Key insights and market outlook
The return of Donald Trump to the White House in 2025 has sent shockwaves through global trade, with tariffs on US trading partners surging to levels not seen since the Great Depression. The average tariff rate has risen to nearly 17% from under 3% in late 2024, generating approximately $30 billion monthly for the US treasury. While framework agreements have been reached with major trading partners, a final deal with China remains elusive despite multiple negotiation rounds.
The return of Donald Trump to the White House in 2025 has triggered significant turbulence in global trade dynamics. The administration's aggressive tariff policy has pushed average tariff rates to nearly 17%, up from less than 3% in late 2024 according to Yale Budget Lab. This dramatic increase has generated substantial revenue for the US treasury, with monthly collections reaching approximately $30 billion.
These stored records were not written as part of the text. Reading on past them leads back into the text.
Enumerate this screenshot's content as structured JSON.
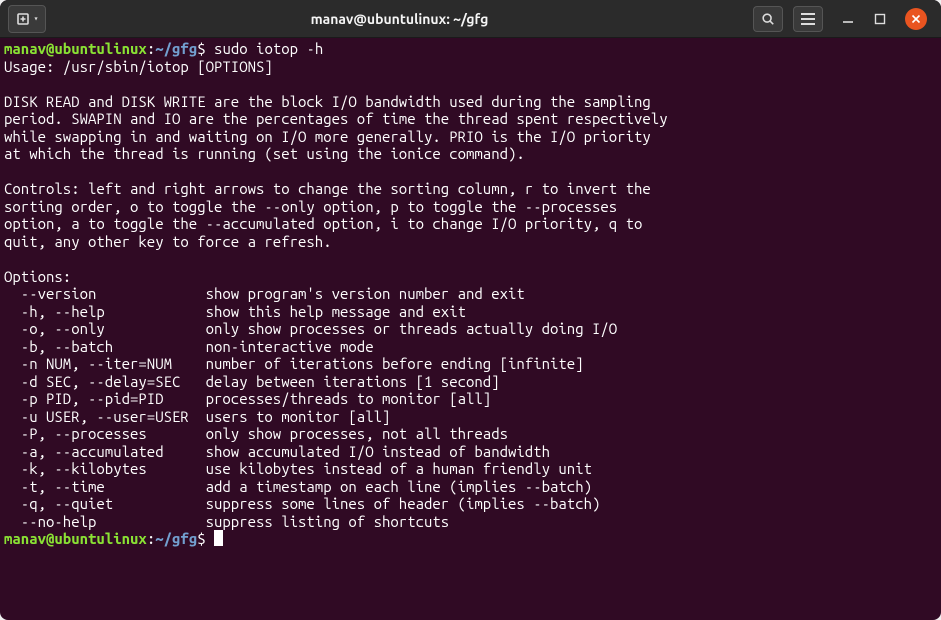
{
  "titlebar": {
    "title": "manav@ubuntulinux: ~/gfg"
  },
  "prompt": {
    "user_host": "manav@ubuntulinux",
    "separator": ":",
    "path": "~/gfg",
    "symbol": "$"
  },
  "command1": "sudo iotop -h",
  "output": {
    "usage": "Usage: /usr/sbin/iotop [OPTIONS]",
    "desc1": "DISK READ and DISK WRITE are the block I/O bandwidth used during the sampling",
    "desc2": "period. SWAPIN and IO are the percentages of time the thread spent respectively",
    "desc3": "while swapping in and waiting on I/O more generally. PRIO is the I/O priority",
    "desc4": "at which the thread is running (set using the ionice command).",
    "ctrl1": "Controls: left and right arrows to change the sorting column, r to invert the",
    "ctrl2": "sorting order, o to toggle the --only option, p to toggle the --processes",
    "ctrl3": "option, a to toggle the --accumulated option, i to change I/O priority, q to",
    "ctrl4": "quit, any other key to force a refresh.",
    "opts_header": "Options:",
    "opt_version": "  --version             show program's version number and exit",
    "opt_help": "  -h, --help            show this help message and exit",
    "opt_only": "  -o, --only            only show processes or threads actually doing I/O",
    "opt_batch": "  -b, --batch           non-interactive mode",
    "opt_iter": "  -n NUM, --iter=NUM    number of iterations before ending [infinite]",
    "opt_delay": "  -d SEC, --delay=SEC   delay between iterations [1 second]",
    "opt_pid": "  -p PID, --pid=PID     processes/threads to monitor [all]",
    "opt_user": "  -u USER, --user=USER  users to monitor [all]",
    "opt_processes": "  -P, --processes       only show processes, not all threads",
    "opt_accumulated": "  -a, --accumulated     show accumulated I/O instead of bandwidth",
    "opt_kilobytes": "  -k, --kilobytes       use kilobytes instead of a human friendly unit",
    "opt_time": "  -t, --time            add a timestamp on each line (implies --batch)",
    "opt_quiet": "  -q, --quiet           suppress some lines of header (implies --batch)",
    "opt_nohelp": "  --no-help             suppress listing of shortcuts"
  }
}
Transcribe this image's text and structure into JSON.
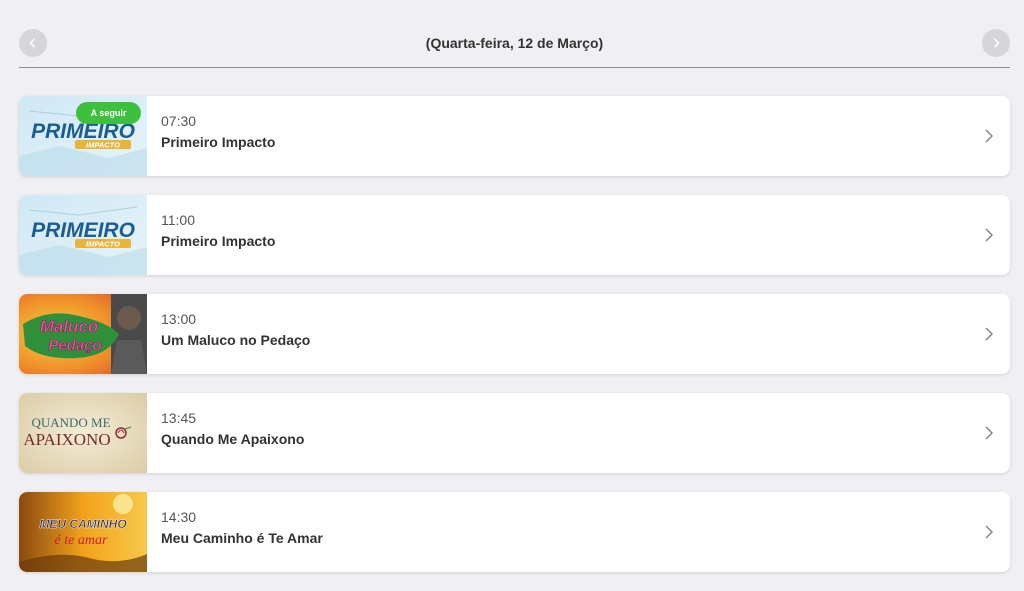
{
  "header": {
    "date": "(Quarta-feira, 12 de Março)",
    "prev_icon": "chevron-left-icon",
    "next_icon": "chevron-right-icon"
  },
  "programs": [
    {
      "time": "07:30",
      "title": "Primeiro Impacto",
      "badge": "A seguir",
      "thumb_logo": "PRIMEIRO",
      "thumb_sub": "IMPACTO"
    },
    {
      "time": "11:00",
      "title": "Primeiro Impacto",
      "thumb_logo": "PRIMEIRO",
      "thumb_sub": "IMPACTO"
    },
    {
      "time": "13:00",
      "title": "Um Maluco no Pedaço",
      "thumb_logo": "Maluco",
      "thumb_sub": "Pedaço"
    },
    {
      "time": "13:45",
      "title": "Quando Me Apaixono",
      "thumb_logo": "QUANDO ME",
      "thumb_sub": "APAIXONO"
    },
    {
      "time": "14:30",
      "title": "Meu Caminho é Te Amar",
      "thumb_logo": "MEU CAMINHO",
      "thumb_sub": "é te amar"
    }
  ],
  "colors": {
    "badge": "#3ec03e",
    "background": "#f0f0f4",
    "card": "#ffffff"
  }
}
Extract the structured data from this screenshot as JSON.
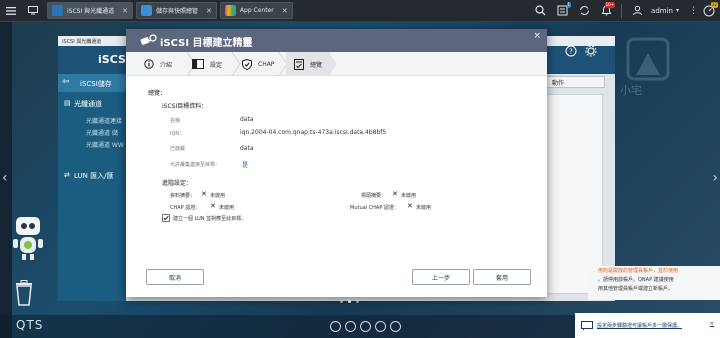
{
  "taskbar": {
    "tabs": [
      {
        "label": "iSCSI 與光纖通道"
      },
      {
        "label": "儲存與快照總管"
      },
      {
        "label": "App Center"
      }
    ],
    "notification_badge_1": "1",
    "notification_badge_2": "10+",
    "user_name": "admin",
    "user_dropdown": "▾",
    "more_icon": "⋮",
    "dashboard_badge": "32",
    "colors": {
      "badge_blue": "#2d7fd3",
      "badge_red": "#d9262c",
      "badge_yellow": "#e4a81a"
    }
  },
  "bg_window": {
    "titlebar": "iSCSI 與光纖通道",
    "header_title": "iSCSI",
    "sidebar": {
      "storage_label": "iSCSI儲存",
      "fc_label": "光纖通道",
      "fc_subitems": [
        "光纖通道連接",
        "光纖通道 儲",
        "光纖通道 WW"
      ],
      "lun_label": "LUN 匯入/匯"
    },
    "action_label": "動作"
  },
  "wizard": {
    "title": "iSCSI 目標建立精靈",
    "close": "×",
    "steps": [
      {
        "label": "介紹"
      },
      {
        "label": "設定"
      },
      {
        "label": "CHAP"
      },
      {
        "label": "總覽"
      }
    ],
    "summary_heading": "總覽：",
    "target_info_heading": "iSCSI目標資料：",
    "fields": [
      {
        "label": "名稱",
        "value": "data"
      },
      {
        "label": "IQN：",
        "value": "iqn.2004-04.com.qnap:ts-473a:iscsi.data.4b8bf5"
      },
      {
        "label": "已啟載",
        "value": "data"
      },
      {
        "label": "允許叢集連接至目標：",
        "value": "是"
      }
    ],
    "advanced_heading": "進階設定：",
    "advanced_left": [
      {
        "label": "資料摘要：",
        "value": "未啟用"
      },
      {
        "label": "CHAP 認證：",
        "value": "未啟用"
      }
    ],
    "advanced_right": [
      {
        "label": "標頭摘要：",
        "value": "未啟用"
      },
      {
        "label": "Mutual CHAP 認證：",
        "value": "未啟用"
      }
    ],
    "checkbox_label": "建立一個 LUN 並對應至此目標。",
    "buttons": {
      "cancel": "取消",
      "back": "上一步",
      "apply": "套用"
    }
  },
  "desktop": {
    "logo": "QTS",
    "watermark": "小宅",
    "notification_text": [
      "用的是開放的管理員帳戶，並於使用",
      "。請停用該帳戶。QNAP 建議使用",
      "用其他管理員帳戶或建立新帳戶。"
    ],
    "notification_link": "設定兩步驟驗證可讓帳戶多一層保護。",
    "notification_close": "×"
  }
}
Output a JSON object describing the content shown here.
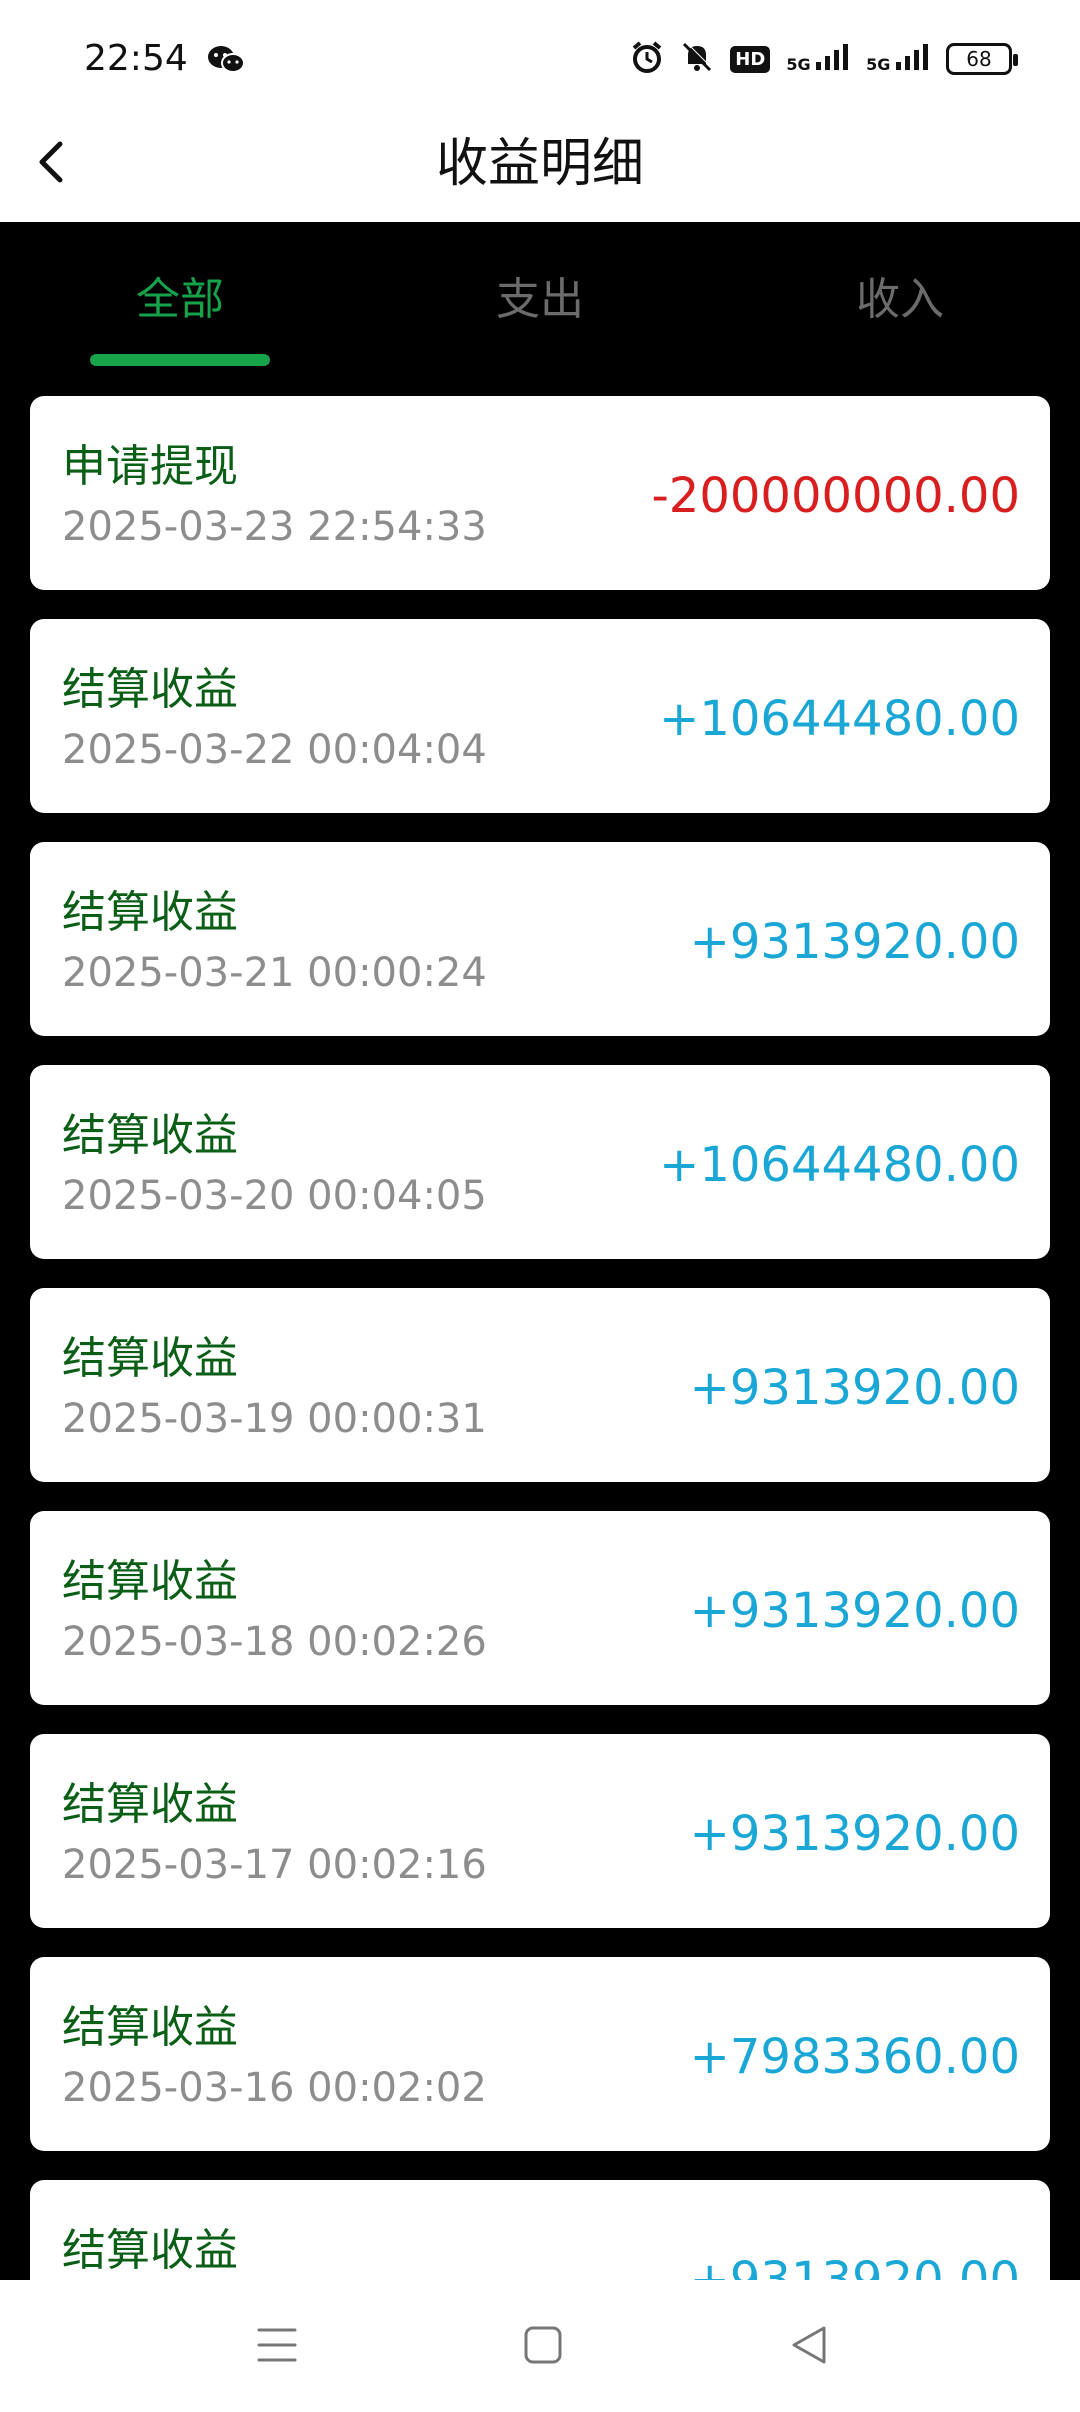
{
  "status_bar": {
    "time": "22:54",
    "hd_label": "HD",
    "signal1_label": "5G",
    "signal2_label": "5G",
    "battery": "68"
  },
  "header": {
    "title": "收益明细"
  },
  "tabs": [
    {
      "label": "全部",
      "active": true
    },
    {
      "label": "支出",
      "active": false
    },
    {
      "label": "收入",
      "active": false
    }
  ],
  "items": [
    {
      "title": "申请提现",
      "time": "2025-03-23 22:54:33",
      "amount": "-200000000.00",
      "type": "neg"
    },
    {
      "title": "结算收益",
      "time": "2025-03-22 00:04:04",
      "amount": "+10644480.00",
      "type": "pos"
    },
    {
      "title": "结算收益",
      "time": "2025-03-21 00:00:24",
      "amount": "+9313920.00",
      "type": "pos"
    },
    {
      "title": "结算收益",
      "time": "2025-03-20 00:04:05",
      "amount": "+10644480.00",
      "type": "pos"
    },
    {
      "title": "结算收益",
      "time": "2025-03-19 00:00:31",
      "amount": "+9313920.00",
      "type": "pos"
    },
    {
      "title": "结算收益",
      "time": "2025-03-18 00:02:26",
      "amount": "+9313920.00",
      "type": "pos"
    },
    {
      "title": "结算收益",
      "time": "2025-03-17 00:02:16",
      "amount": "+9313920.00",
      "type": "pos"
    },
    {
      "title": "结算收益",
      "time": "2025-03-16 00:02:02",
      "amount": "+7983360.00",
      "type": "pos"
    },
    {
      "title": "结算收益",
      "time": "",
      "amount": "+9313920.00",
      "type": "pos"
    }
  ],
  "colors": {
    "accent": "#16a34a",
    "negative": "#d81e1e",
    "positive": "#1aa7d6",
    "title_green": "#0b5e16"
  },
  "icons": [
    "back-chevron-icon",
    "wechat-icon",
    "alarm-icon",
    "mute-bell-icon",
    "menu-icon",
    "home-square-icon",
    "back-triangle-icon"
  ]
}
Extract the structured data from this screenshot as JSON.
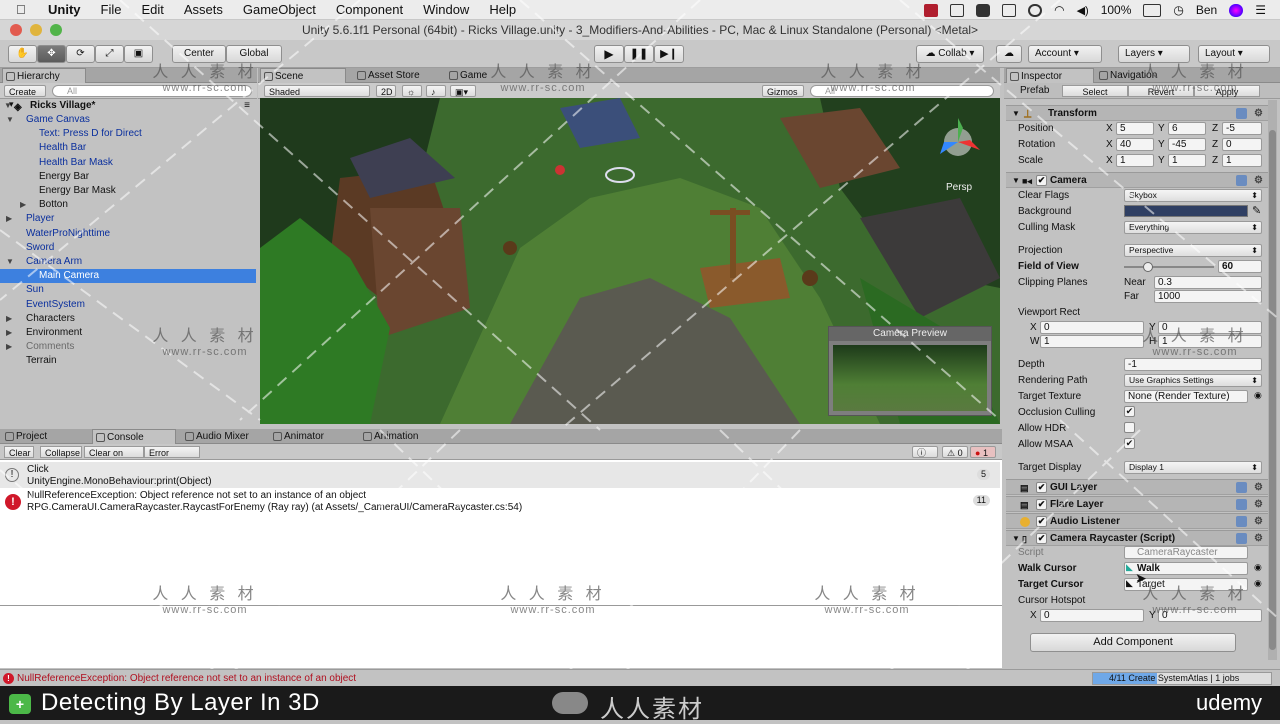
{
  "menubar": {
    "app": "Unity",
    "items": [
      "File",
      "Edit",
      "Assets",
      "GameObject",
      "Component",
      "Window",
      "Help"
    ],
    "battery": "100%",
    "user": "Ben"
  },
  "window_title": "Unity 5.6.1f1 Personal (64bit) - Ricks Village.unity - 3_Modifiers-And-Abilities - PC, Mac & Linux Standalone (Personal) <Metal>",
  "toolbar": {
    "pivot": "Center",
    "space": "Global",
    "collab": "Collab",
    "account": "Account",
    "layers": "Layers",
    "layout": "Layout"
  },
  "hierarchy": {
    "tab": "Hierarchy",
    "create": "Create",
    "search_placeholder": "All",
    "scene_name": "Ricks Village*",
    "items": [
      {
        "label": "Game Canvas",
        "color": "blue"
      },
      {
        "label": "Text: Press D for Direct",
        "color": "blue"
      },
      {
        "label": "Health Bar",
        "color": "blue"
      },
      {
        "label": "Health Bar Mask",
        "color": "blue"
      },
      {
        "label": "Energy Bar",
        "color": "black"
      },
      {
        "label": "Energy Bar Mask",
        "color": "black"
      },
      {
        "label": "Botton",
        "color": "black"
      },
      {
        "label": "Player",
        "color": "blue"
      },
      {
        "label": "WaterProNighttime",
        "color": "blue"
      },
      {
        "label": "Sword",
        "color": "blue"
      },
      {
        "label": "Camera Arm",
        "color": "blue"
      },
      {
        "label": "Main Camera",
        "color": "selected"
      },
      {
        "label": "Sun",
        "color": "blue"
      },
      {
        "label": "EventSystem",
        "color": "blue"
      },
      {
        "label": "Characters",
        "color": "black"
      },
      {
        "label": "Environment",
        "color": "black"
      },
      {
        "label": "Comments",
        "color": "gray"
      },
      {
        "label": "Terrain",
        "color": "black"
      }
    ]
  },
  "scene": {
    "tabs": [
      "Scene",
      "Asset Store",
      "Game"
    ],
    "shading": "Shaded",
    "mode_2d": "2D",
    "gizmos": "Gizmos",
    "search_placeholder": "All",
    "persp": "Persp",
    "camera_preview": "Camera Preview"
  },
  "console": {
    "tabs": [
      "Project",
      "Console",
      "Audio Mixer",
      "Animator",
      "Animation"
    ],
    "buttons": [
      "Clear",
      "Collapse",
      "Clear on Play",
      "Error Pause"
    ],
    "counts": {
      "info": "1",
      "warn": "0",
      "error": "1"
    },
    "entries": [
      {
        "line1": "Click",
        "line2": "UnityEngine.MonoBehaviour:print(Object)",
        "count": "5"
      },
      {
        "line1": "NullReferenceException: Object reference not set to an instance of an object",
        "line2": "RPG.CameraUI.CameraRaycaster.RaycastForEnemy (Ray ray) (at Assets/_CameraUI/CameraRaycaster.cs:54)",
        "count": "11"
      }
    ]
  },
  "inspector": {
    "tabs": [
      "Inspector",
      "Navigation"
    ],
    "prefab": "Prefab",
    "prefab_buttons": [
      "Select",
      "Revert",
      "Apply"
    ],
    "transform": {
      "title": "Transform",
      "rows": [
        {
          "label": "Position",
          "x": "5",
          "y": "6",
          "z": "-5"
        },
        {
          "label": "Rotation",
          "x": "40",
          "y": "-45",
          "z": "0"
        },
        {
          "label": "Scale",
          "x": "1",
          "y": "1",
          "z": "1"
        }
      ]
    },
    "camera": {
      "title": "Camera",
      "clear_flags": "Clear Flags",
      "clear_flags_value": "Skybox",
      "background": "Background",
      "background_color": "#2f3f63",
      "culling_mask": "Culling Mask",
      "culling_mask_value": "Everything",
      "projection": "Projection",
      "projection_value": "Perspective",
      "fov": "Field of View",
      "fov_value": "60",
      "fov_fraction": 0.27,
      "clipping": "Clipping Planes",
      "near": "Near",
      "near_value": "0.3",
      "far": "Far",
      "far_value": "1000",
      "viewport": "Viewport Rect",
      "vx": "0",
      "vy": "0",
      "vw": "1",
      "vh": "1",
      "depth": "Depth",
      "depth_value": "-1",
      "rendering_path": "Rendering Path",
      "rendering_path_value": "Use Graphics Settings",
      "target_texture": "Target Texture",
      "target_texture_value": "None (Render Texture)",
      "occlusion": "Occlusion Culling",
      "hdr": "Allow HDR",
      "msaa": "Allow MSAA",
      "target_display": "Target Display",
      "target_display_value": "Display 1"
    },
    "components": [
      "GUI Layer",
      "Flare Layer",
      "Audio Listener",
      "Camera Raycaster (Script)"
    ],
    "raycaster": {
      "script": "Script",
      "script_value": "CameraRaycaster",
      "walk": "Walk Cursor",
      "walk_value": "Walk",
      "target": "Target Cursor",
      "target_value": "Target",
      "hotspot": "Cursor Hotspot",
      "hx": "0",
      "hy": "0"
    },
    "add_component": "Add Component"
  },
  "status": {
    "error": "NullReferenceException: Object reference not set to an instance of an object",
    "progress": "4/11 Create SystemAtlas | 1 jobs",
    "progress_fraction": 0.36
  },
  "caption": {
    "title": "Detecting By Layer In 3D",
    "brand": "udemy"
  },
  "watermark": {
    "cn": "人 人 素 材",
    "url": "www.rr-sc.com",
    "logo": "人人素材"
  }
}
The new trade policies have prompted a flurry of diplomatic activity, with world leaders converging on Washington to negotiate lower tariffs. These negotiations have resulted in framework agreements with key trading partners including the European Union, United Kingdom, Switzerland, Japan, Korea, and Vietnam. However, the most significant trade relationship remains challenging - negotiations with China continue without a final agreement, despite multiple rounds of talks and direct meetings between Trump and Chinese President Xi Jinping.
The continuation of these trade policies into 2026 is expected to maintain global trade uncertainty. While the US has successfully generated significant revenue through tariffs, the long-term impact on global trade relationships remains a concern. The situation underscores the complex interplay between trade policy and global economic stability, with potential far-reaching consequences for international business and investment flows.